According the the Franklin County Historical Society, the Bakers settled in Pottawatomie Township in 1855 and built this stone house on the edge of Lane, Kansas.
This old stone house sits on the edge of the old town of Lane, Kansas, in a triangle of land outlined by Virgina Road (which turns into Kansas Avenue, the main road in Lane), First Street (which turns into Fourth Street in Lane) and the railroad tracks. The house is mentioned in Laura Ingalls Wilder’s On the Way Home: The Diary of a Trip from South Dakota to Mansfield, Missouri, in 1894. She and her husband, Almanzo, and their daughter, Rose, reached the town of Lane 118 years ago this month.

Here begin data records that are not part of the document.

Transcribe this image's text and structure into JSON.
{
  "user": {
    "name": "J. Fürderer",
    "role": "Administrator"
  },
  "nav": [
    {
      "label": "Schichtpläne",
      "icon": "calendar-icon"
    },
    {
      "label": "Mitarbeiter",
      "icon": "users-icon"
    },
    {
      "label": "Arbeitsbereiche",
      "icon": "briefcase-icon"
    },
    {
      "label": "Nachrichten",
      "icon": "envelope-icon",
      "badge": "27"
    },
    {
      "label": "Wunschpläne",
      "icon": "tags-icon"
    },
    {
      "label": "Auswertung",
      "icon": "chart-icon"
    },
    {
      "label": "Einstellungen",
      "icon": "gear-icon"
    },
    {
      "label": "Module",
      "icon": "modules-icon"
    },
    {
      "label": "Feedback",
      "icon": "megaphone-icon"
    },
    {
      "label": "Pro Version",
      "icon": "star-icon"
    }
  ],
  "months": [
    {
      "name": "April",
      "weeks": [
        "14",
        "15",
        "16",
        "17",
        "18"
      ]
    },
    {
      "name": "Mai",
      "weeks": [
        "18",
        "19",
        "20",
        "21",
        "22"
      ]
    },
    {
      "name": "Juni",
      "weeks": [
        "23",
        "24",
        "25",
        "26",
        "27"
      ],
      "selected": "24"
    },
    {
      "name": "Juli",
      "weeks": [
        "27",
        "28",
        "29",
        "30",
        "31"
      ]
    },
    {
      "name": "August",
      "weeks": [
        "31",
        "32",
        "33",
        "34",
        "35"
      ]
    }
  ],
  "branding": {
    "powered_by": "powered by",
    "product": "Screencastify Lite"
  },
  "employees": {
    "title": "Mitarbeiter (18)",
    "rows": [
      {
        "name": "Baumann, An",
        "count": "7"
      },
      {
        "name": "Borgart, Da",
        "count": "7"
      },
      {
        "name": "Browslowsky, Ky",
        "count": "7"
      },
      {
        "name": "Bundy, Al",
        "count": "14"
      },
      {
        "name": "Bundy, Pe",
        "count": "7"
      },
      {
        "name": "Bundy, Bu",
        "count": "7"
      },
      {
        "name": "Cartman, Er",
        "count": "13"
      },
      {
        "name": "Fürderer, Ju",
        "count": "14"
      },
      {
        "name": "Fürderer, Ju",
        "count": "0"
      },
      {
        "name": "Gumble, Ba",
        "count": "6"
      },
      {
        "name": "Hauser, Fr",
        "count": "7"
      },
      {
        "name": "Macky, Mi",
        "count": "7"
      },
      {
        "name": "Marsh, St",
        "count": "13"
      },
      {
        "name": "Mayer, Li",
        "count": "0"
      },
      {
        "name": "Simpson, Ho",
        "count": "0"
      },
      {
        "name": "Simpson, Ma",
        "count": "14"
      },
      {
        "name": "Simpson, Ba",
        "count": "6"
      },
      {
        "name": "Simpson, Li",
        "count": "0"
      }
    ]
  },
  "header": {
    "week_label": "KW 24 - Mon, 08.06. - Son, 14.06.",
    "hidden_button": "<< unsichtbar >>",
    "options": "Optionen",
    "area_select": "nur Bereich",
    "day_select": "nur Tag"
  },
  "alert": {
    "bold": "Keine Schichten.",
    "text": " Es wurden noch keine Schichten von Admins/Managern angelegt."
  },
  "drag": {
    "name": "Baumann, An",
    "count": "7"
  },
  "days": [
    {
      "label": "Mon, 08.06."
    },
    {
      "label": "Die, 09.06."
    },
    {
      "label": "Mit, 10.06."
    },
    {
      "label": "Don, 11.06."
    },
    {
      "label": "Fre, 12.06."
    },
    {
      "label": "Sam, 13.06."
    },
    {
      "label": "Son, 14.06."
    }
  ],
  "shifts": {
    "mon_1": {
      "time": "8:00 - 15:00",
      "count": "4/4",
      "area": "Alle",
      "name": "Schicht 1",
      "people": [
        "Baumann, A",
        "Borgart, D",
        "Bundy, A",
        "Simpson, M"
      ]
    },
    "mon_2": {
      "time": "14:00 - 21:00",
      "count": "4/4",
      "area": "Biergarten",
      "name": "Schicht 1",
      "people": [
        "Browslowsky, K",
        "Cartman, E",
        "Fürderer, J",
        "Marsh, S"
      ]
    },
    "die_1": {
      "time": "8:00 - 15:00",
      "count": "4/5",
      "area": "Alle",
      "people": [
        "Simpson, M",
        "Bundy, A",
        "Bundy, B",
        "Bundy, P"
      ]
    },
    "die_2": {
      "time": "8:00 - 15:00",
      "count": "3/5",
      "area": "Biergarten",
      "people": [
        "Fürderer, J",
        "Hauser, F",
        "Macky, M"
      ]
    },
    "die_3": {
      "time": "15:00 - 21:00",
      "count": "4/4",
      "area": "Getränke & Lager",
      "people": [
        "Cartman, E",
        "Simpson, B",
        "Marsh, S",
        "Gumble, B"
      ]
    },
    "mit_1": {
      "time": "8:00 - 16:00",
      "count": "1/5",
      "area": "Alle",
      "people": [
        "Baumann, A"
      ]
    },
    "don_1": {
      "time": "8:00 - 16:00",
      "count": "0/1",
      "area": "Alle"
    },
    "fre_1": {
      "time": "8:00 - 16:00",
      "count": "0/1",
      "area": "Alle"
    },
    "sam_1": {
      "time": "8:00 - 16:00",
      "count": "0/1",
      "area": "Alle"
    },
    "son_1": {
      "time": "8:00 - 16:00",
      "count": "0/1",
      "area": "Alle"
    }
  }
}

We reached Lane at 4 o’clock and had old Pet shod.The blacksmith came from Kentucky two years ago and looks just like the pictures of a Kentucky man. He has 130 acres of bottom land running down to Pottawatomie River, and a stone house as lage as any house in De Smet [South Dakota]. It is very handsome and perfectly finished. The house stands on Main Street in Lane and the land lies northwest from it. He is going back to Kentucky and wants to sell. Asks $4300 for shop, house and land. — August 17, 1894.
Originally called Shermanville for the pro-slavery brothers who founded the town, the settlement was renamed for the abolitionist James Lane after the Pottawatomie Massacre on May 24, 1856, during which several pro-slavery men were killed by John Brown‘s posse.